I did not make this, and neither did my children. I found it by googling, but if you’re crafty, you can find it here!
Remembrance Day is a tricky one for the preschool/primary set, isn’t it? As parents, we think we should probably tell them about it, so we give a simple explanation, and then they are full of questions. About war, and death, and freedom, and poppy-covered graves. I’m pleased that my kids are full of questions, and usually I don’t have trouble telling them the truth, but in the case of Remembrance Day, I find the answers to be rather complicated.
Here are some of the reasons why:
– In Canada it always feels like we are so far from the fight, and that our freedom as a nation hasn’t really even been directly threatened.
– War is a terrible thing, involving lots and lots of death and pain and evil. It is difficult to convey the importance and significance of its existence, both in the past and in the present, without either minimizing it or scaring the heck out of my (thankfully) sheltered and safe kids.

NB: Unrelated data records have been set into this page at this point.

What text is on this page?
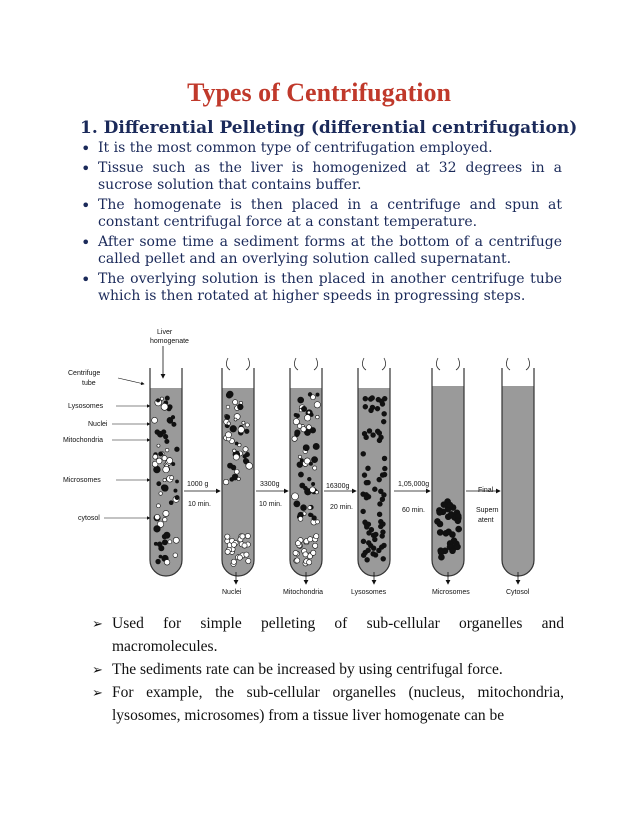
Types of Centrifugation
1. Differential Pelleting (differential centrifugation)
• It is the most common type of centrifugation employed.
• Tissue such as the liver is homogenized at 32 degrees in a sucrose solution that contains buffer.
• The homogenate is then placed in a centrifuge and spun at constant centrifugal force at a constant temperature.
• After some time a sediment forms at the bottom of a centrifuge called pellet and an overlying solution called supernatant.
• The overlying solution is then placed in another centrifuge tube which is then rotated at higher speeds in progressing steps.
Liver
homogenate
Centrifuge
tube
Lysosomes
Nuclei
Mitochondria
Microsomes
cytosol
1000 g
10 min.
3300g
10 min.
16300g
20 min.
1,05,000g
60 min.
Final
Supern
atent
Nuclei	Mitochondria	Lysosomes	Microsomes	Cytosol
➢ Used for simple pelleting of sub-cellular organelles and macromolecules.
➢ The sediments rate can be increased by using centrifugal force.
➢ For example, the sub-cellular organelles (nucleus, mitochondria, lysosomes, microsomes) from a tissue liver homogenate can be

– Kids have difficulty understanding nuance, and (possibly thanks to the majority of kids’ TV shows and books they enjoy) mine really want everything to be “good guys versus bad guys.” It can be intimating to explain that war, and PEOPLE, are a lot more complex than that.
– We tell them that violence is not the answer when they clock their sister on the head with a Barbie doll, but here we are, dedicating a whole day to those who were themselves required to be violent. This has the potential to be confusing, and as a parent it can seem like avoiding the whole topic is the easiest option.

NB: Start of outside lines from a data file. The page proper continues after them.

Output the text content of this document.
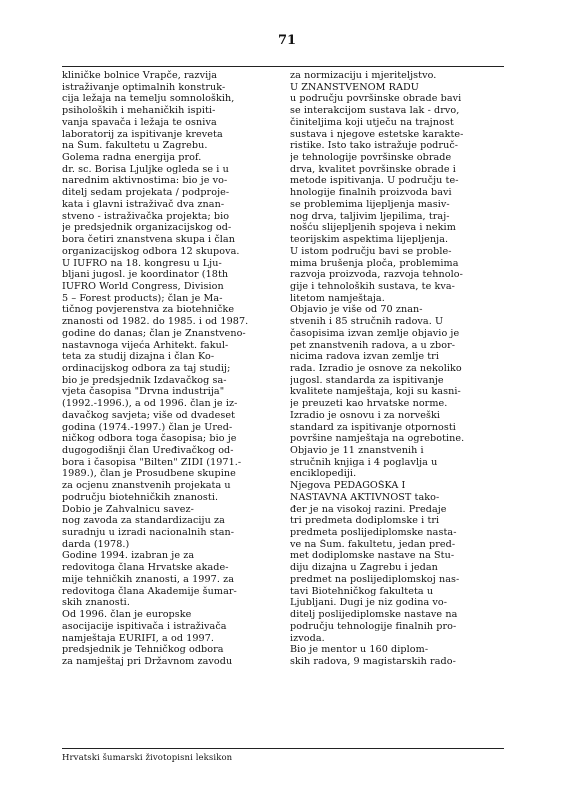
71
kliničke bolnice Vrapče, razvija
istraživanje optimalnih konstruk-
cija ležaja na temelju somnoloških,
psiholoških i mehaničkih ispiti-
vanja spavača i ležaja te osniva
laboratorij za ispitivanje kreveta
na Šum. fakultetu u Zagrebu.
Golema radna energija prof.
dr. sc. Borisa Ljuljke ogleda se i u
narednim aktivnostima: bio je vo-
ditelj sedam projekata / podproje-
kata i glavni istraživač dva znan-
stveno - istraživačka projekta; bio
je predsjednik organizacijskog od-
bora četiri znanstvena skupa i član
organizacijskog odbora 12 skupova.
U IUFRO na 18. kongresu u Lju-
bljani jugosl. je koordinator (18th
IUFRO World Congress, Division
5 – Forest products); član je Ma-
tičnog povjerenstva za biotehničke
znanosti od 1982. do 1985. i od 1987.
godine do danas; član je Znanstveno-
nastavnoga vijeća Arhitekt. fakul-
teta za studij dizajna i član Ko-
ordinacijskog odbora za taj studij;
bio je predsjednik Izdavačkog sa-
vjeta časopisa "Drvna industrija"
(1992.-1996.), a od 1996. član je iz-
davačkog savjeta; više od dvadeset
godina (1974.-1997.) član je Ured-
ničkog odbora toga časopisa; bio je
dugogodišnji član Uređivačkog od-
bora i časopisa "Bilten" ZIDI (1971.-
1989.), član je Prosudbene skupine
za ocjenu znanstvenih projekata u
području biotehničkih znanosti.
Dobio je Zahvalnicu savez-
nog zavoda za standardizaciju za
suradnju u izradi nacionalnih stan-
darda (1978.)
Godine 1994. izabran je za
redovitoga člana Hrvatske akade-
mije tehničkih znanosti, a 1997. za
redovitoga člana Akademije šumar-
skih znanosti.
Od 1996. član je europske
asocijacije ispitivača i istraživača
namještaja EURIFI, a od 1997.
predsjednik je Tehničkog odbora
za namještaj pri Državnom zavodu
za normizaciju i mjeriteljstvo.
U ZNANSTVENOM RADU
u području površinske obrade bavi
se interakcijom sustava lak - drvo,
činiteljima koji utječu na trajnost
sustava i njegove estetske karakte-
ristike. Isto tako istražuje područ-
je tehnologije površinske obrade
drva, kvalitet površinske obrade i
metode ispitivanja. U području te-
hnologije finalnih proizvoda bavi
se problemima lijepljenja masiv-
nog drva, taljivim ljepilima, traj-
nošću slijepljenih spojeva i nekim
teorijskim aspektima lijepljenja.
U istom području bavi se proble-
mima brušenja ploča, problemima
razvoja proizvoda, razvoja tehnolo-
gije i tehnoloških sustava, te kva-
litetom namještaja.
Objavio je više od 70 znan-
stvenih i 85 stručnih radova. U
časopisima izvan zemlje objavio je
pet znanstvenih radova, a u zbor-
nicima radova izvan zemlje tri
rada. Izradio je osnove za nekoliko
jugosl. standarda za ispitivanje
kvalitete namještaja, koji su kasni-
je preuzeti kao hrvatske norme.
Izradio je osnovu i za norveški
standard za ispitivanje otpornosti
površine namještaja na ogrebotine.
Objavio je 11 znanstvenih i
stručnih knjiga i 4 poglavlja u
enciklopediji.
Njegova PEDAGOŠKA I
NASTAVNA AKTIVNOST tako-
đer je na visokoj razini. Predaje
tri predmeta dodiplomske i tri
predmeta poslijediplomske nasta-
ve na Šum. fakultetu, jedan pred-
met dodiplomske nastave na Stu-
diju dizajna u Zagrebu i jedan
predmet na poslijediplomskoj nas-
tavi Biotehničkog fakulteta u
Ljubljani. Dugi je niz godina vo-
ditelj poslijediplomske nastave na
području tehnologije finalnih pro-
izvoda.
Bio je mentor u 160 diplom-
skih radova, 9 magistarskih rado-
Hrvatski šumarski životopisni leksikon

But despite the fact that their questions are complicated, I think they are still absolutely worth asking, and I’ll keep trying my best to answer them for my kids. Because here’s what else I know:
– There are, right now, Canadian soldiers who are fighting for the freedom and safety of strangers, far from home. This may not have the same simplicity as “fighting for our freedom,” but isn’t it amazing and commendable? Even more so? What an example of selflessness and sacrifice for my kids to hear about and learn from.
– War is a terrible, awful thing. If we do not face it, learn about it, and talk about it to our children, they will not know the lengths to which they must go to avoid it when they are the leaders of our world and the shapers of our policies. There is a thin tightrope we parents must walk between telling the truth and scaring our kids, but we have to do our best. Parenting is hard, folks, but if we can do the late-night feedings and the potty training and the endless school permission slips, surely we can do this too.
– They want it to be “good guys versus bad guys” but it isn’t. I’m just going to tell them that. Life is complicated. War might be mostly “complex people versus complex people,” but there are some people who do evil things, and it is important to try to stop them.
– Violence isn’t the answer, and Remembrance Day may be a good opportunity to talk about how important it is to avoid. We take a day to commemorate those who have suffered because of violence, and the fact that they did so for the sake of others.
My little Canadians don’t even know what they’re remembering today.
So it might be tricky to deal with Remembrance Day with our little kids, but we don’t need to ignore it. Take your day off and spend time together as a family, or watch a lot of Dora and wish they were in school, like I’m planning to do. However, I might actually encourage a moment of silence at 11:11am, in which only the babies are allowed to make noise. Then maybe I’ll even consider dragging my husband over to sing our country’s national anthem with us. I know that in my house, it’s time my kids learned that this is song is good to sing and to remember, and not just when we win another curling medal in the winter Olympics. We can sing it together, and be thankful for the Canadians who came before us, and who wear our flag as they fight and work on our behalf today.
God keep our land, glorious and free,
Oh Canada, we stand on guard for thee.